Teaser Tuesday is a weekly bookish meme, hosted by The Purple Booker.
Anyone can play along! Just do the following:
• Grab your current read
• Open to a random page
• Share two (2) “teaser” sentences from somewhere on that page
• BE CAREFUL NOT TO INCLUDE SPOILERS! (make sure that what you share doesn’t give too much away! You don’t want to ruin the book for others!)
• Share the title & author, too, so that other TT participants can add the book to their TBR Lists if they like your teasers!
This is my choice of the day:
My Parents Are Out of Control – Book 2 of the How To Train Your Parents series by Pete Johnson
p. 3 Friday 20th September – 6 p.m.
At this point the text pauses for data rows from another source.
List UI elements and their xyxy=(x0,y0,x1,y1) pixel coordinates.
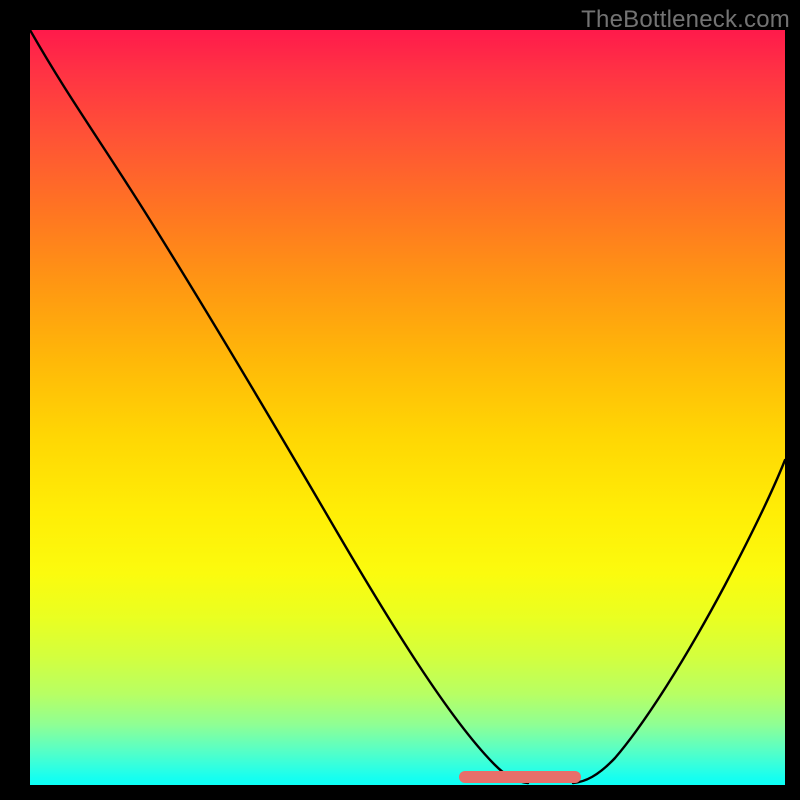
bottleneck-marker xyxy=(459,771,581,783)
chart-container: TheBottleneck.com xyxy=(0,0,800,800)
left-curve xyxy=(30,30,528,783)
right-curve xyxy=(573,460,785,783)
chart-curves xyxy=(30,30,785,785)
plot-area xyxy=(30,30,785,785)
Mum and Dad have just peeped round my bedroom door. Once they’d have barged right in and sat down and watched me do my homework.
They never let me alone. Whenever I looked up, there they were. In fact, if I was in the loo for more than two minutes they’d call out, ‘Are you alright?’ and ‘I hope you’re doing something educational in there.’
Parent fatigue. That’s what I suffered from. Until they decided they were getting too pushy and reformed their ways. So now they just hiss at me from the doorway.
BLURB: Louis doesn’t think much of it when his mum and dad ask him for tips on how to be cool. In fact, he thinks it’s pretty funny watching them bump fists and use words like ‘safe’, ‘sick’ and ‘wicked’. Until Dad turns up outside Louis’s new school dressed like a rapper, that is . . . Suddenly they’re trying to friend Louis and all his classmates on Facebook, and wearing baseball caps backwards – IN PUBLIC.
Louis and his best friend Maddy are horrified. Mum and Dad have taken things too far . . . and immediate action is needed!
Back in December, I read the first book in the series How To Train Your Parents and thoroughly enjoyed it. More importantly, so did my dyslexic granddaughter when I read it to her. So I acquired the other books in the series. And this one looks every bit as funny and anarchic, yet with a hint of seriousness underneath all the nonsense. And as you’ll already have noticed, while the prose is punchy and readable, the vocabulary is littered with those high frequency words almost-there readers need to master, boosting their confidence and give them plenty of practice. I’m looking forward to this one.